By Will Dunham
WASHINGTON (Reuters) - An extraordinary fish that existed 375 million years ago had unique features in its head that helped pave the way for vertebrate animals to live on land, scientists said on Wednesday.
Scientists for the first time described features in the underside of the skull of Tiktaalik roseae, the so-called "walking fish" discovered in the Canadian Arctic in 2004. It is considered an important transitional animal in the evolution of fish into amphibians, the first land-dwelling vertebrates.
The findings showed that the migration from water to land was more complicated than merely having a fish's fins transform into legs, the scientists wrote in the journal Nature.
The head showed changes from more primitive fish that helped adapt to the new feeding and breathing conditions presented by a terrestrial environment, the scientists said. Like some other fish of its time, it had gills and lungs.
"It's not to say that Tiktaalik itself is a terrestrial animal. It spent most of its time in water, for sure," Jason Downs of the Academy of Natural Sciences in Philadelphia, one of the researchers, said in a telephone interview.

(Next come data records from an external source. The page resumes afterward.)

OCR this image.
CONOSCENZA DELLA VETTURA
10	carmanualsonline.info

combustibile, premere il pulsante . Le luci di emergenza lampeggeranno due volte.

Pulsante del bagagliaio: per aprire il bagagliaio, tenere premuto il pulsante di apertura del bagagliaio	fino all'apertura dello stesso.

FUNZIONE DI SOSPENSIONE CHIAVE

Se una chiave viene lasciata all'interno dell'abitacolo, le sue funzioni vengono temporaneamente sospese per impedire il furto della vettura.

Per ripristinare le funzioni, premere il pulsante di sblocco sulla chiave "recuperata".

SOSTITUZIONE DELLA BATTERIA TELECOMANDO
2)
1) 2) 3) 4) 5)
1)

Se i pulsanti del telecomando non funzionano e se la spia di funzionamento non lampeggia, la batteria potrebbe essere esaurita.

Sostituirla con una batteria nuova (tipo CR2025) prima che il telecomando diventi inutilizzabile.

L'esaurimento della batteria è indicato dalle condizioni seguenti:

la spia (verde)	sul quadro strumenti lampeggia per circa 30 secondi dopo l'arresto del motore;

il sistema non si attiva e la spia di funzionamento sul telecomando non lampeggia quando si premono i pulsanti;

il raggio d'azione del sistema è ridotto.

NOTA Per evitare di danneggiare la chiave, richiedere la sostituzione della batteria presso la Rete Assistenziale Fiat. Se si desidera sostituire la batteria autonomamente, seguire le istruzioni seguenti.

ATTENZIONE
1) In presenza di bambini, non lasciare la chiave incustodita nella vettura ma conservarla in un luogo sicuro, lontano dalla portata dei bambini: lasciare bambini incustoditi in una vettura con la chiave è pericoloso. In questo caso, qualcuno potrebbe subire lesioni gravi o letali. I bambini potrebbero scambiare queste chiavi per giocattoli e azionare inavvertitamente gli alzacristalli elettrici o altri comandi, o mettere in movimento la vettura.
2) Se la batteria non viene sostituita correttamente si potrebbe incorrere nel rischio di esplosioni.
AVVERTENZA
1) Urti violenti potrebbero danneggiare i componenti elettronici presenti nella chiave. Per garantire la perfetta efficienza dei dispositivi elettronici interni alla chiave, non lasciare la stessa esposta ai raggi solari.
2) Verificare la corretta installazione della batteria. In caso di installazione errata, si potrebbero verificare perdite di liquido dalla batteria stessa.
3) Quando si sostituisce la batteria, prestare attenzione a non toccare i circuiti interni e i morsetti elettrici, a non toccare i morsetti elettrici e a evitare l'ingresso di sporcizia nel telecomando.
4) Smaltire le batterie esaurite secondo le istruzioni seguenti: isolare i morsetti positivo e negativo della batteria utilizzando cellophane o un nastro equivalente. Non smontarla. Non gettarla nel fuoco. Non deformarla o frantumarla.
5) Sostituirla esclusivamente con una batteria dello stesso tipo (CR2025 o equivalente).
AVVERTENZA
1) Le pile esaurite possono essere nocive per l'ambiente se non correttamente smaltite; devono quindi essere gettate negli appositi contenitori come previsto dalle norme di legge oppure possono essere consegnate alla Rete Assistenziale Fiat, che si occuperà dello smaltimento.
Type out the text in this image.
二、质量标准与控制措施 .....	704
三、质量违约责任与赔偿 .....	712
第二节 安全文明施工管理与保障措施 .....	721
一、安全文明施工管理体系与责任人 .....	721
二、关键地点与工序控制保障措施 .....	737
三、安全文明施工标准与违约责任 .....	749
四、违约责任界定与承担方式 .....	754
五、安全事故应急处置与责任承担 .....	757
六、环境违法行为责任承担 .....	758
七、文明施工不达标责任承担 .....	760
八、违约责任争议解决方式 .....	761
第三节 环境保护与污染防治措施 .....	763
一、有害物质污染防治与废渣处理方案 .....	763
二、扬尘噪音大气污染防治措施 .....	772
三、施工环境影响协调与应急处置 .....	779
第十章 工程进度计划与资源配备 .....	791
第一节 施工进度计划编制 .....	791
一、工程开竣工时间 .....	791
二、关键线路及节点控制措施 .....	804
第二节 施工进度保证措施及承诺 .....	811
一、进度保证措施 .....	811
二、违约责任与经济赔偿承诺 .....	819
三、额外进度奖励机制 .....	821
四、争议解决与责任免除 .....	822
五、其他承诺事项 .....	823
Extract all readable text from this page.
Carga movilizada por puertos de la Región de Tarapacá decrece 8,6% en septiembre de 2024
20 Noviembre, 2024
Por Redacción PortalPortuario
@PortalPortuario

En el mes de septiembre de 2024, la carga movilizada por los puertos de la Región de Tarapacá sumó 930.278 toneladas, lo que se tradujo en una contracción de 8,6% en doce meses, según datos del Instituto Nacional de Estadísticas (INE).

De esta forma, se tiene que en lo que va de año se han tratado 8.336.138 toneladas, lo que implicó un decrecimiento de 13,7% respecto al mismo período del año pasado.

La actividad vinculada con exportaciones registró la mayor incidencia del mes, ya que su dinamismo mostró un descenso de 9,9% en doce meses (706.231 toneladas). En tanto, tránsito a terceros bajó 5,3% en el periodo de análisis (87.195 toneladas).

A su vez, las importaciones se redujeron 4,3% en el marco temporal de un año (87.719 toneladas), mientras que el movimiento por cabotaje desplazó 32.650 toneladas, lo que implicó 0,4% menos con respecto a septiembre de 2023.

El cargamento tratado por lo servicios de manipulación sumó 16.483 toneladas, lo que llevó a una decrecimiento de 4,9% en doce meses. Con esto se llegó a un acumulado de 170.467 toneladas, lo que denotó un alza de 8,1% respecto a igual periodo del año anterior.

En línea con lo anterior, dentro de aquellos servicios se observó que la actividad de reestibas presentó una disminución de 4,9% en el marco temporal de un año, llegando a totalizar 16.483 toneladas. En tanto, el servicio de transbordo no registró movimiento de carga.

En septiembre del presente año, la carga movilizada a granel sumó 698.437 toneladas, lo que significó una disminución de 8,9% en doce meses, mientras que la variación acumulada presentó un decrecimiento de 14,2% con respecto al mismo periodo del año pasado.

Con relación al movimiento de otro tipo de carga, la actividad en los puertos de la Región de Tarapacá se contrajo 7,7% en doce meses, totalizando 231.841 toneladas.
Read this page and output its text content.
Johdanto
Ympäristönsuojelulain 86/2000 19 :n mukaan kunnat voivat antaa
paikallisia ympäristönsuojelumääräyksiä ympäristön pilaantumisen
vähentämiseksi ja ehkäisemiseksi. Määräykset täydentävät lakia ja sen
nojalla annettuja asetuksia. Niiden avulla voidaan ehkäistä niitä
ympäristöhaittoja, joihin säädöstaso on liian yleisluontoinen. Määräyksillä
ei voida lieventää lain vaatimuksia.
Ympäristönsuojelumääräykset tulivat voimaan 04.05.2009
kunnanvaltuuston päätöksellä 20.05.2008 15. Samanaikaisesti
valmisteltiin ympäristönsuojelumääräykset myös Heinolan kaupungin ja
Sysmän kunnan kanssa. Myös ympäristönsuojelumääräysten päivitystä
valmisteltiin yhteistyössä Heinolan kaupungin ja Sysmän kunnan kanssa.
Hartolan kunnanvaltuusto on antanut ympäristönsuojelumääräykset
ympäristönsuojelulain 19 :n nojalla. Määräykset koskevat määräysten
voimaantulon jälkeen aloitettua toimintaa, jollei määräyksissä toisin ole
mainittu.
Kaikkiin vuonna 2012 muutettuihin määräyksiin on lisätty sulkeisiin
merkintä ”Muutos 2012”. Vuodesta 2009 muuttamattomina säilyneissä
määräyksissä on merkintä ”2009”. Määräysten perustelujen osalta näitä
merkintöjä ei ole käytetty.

"So what it's really demonstrating is that many of these changes that are occurring and things that we once associated with terrestrial life are turning out, in fact, to be adaptations for life in shallow water settings that Tiktaalik might had found himself in," Downs added.
PREDATOR
It likely inhabited the mudflats of freshwater flood plains of a subtropical environment. It was a large aquatic predator, measuring up to 9 feet long, with sharp teeth and a flattened head like a crocodile and unlike primitive fish.
It may have been able to exit the water for short jaunts on land.
"Fish in the water, insects on land -- it could feed on all of those if you look at the skull," said Neil Shubin of the University of Chicago, another of the researchers.
Tiktaalik is seen as a forerunner of all land vertebrates including amphibians, reptiles, mammals and eventually people.
The scientists described key features in its head and braincase and the decline in size of a bone called the hyomandibula. In fish, this bone links the braincase, roof of the mouth and gill structures and coordinates their motions during underwater feeding and respiration.
As land animals evolved, the hyomandibula eventually became the stapes, one of the tiny bones in the middle ear.
Tiktaalik has features of some of the more primitive fish it lived with as well as features of the first four-legged amphibians that lived on land. Its fins had discernible wrists and elbows in an evolutionary step toward legs that could be used to walk around on dry land.
The underside of the skull remained encased in rock at the time Tiktaalik's discovery was announced. Using a needle to remove rock grain by grain under a microscope, scientists have painstakingly studied the inside of the creature's skull.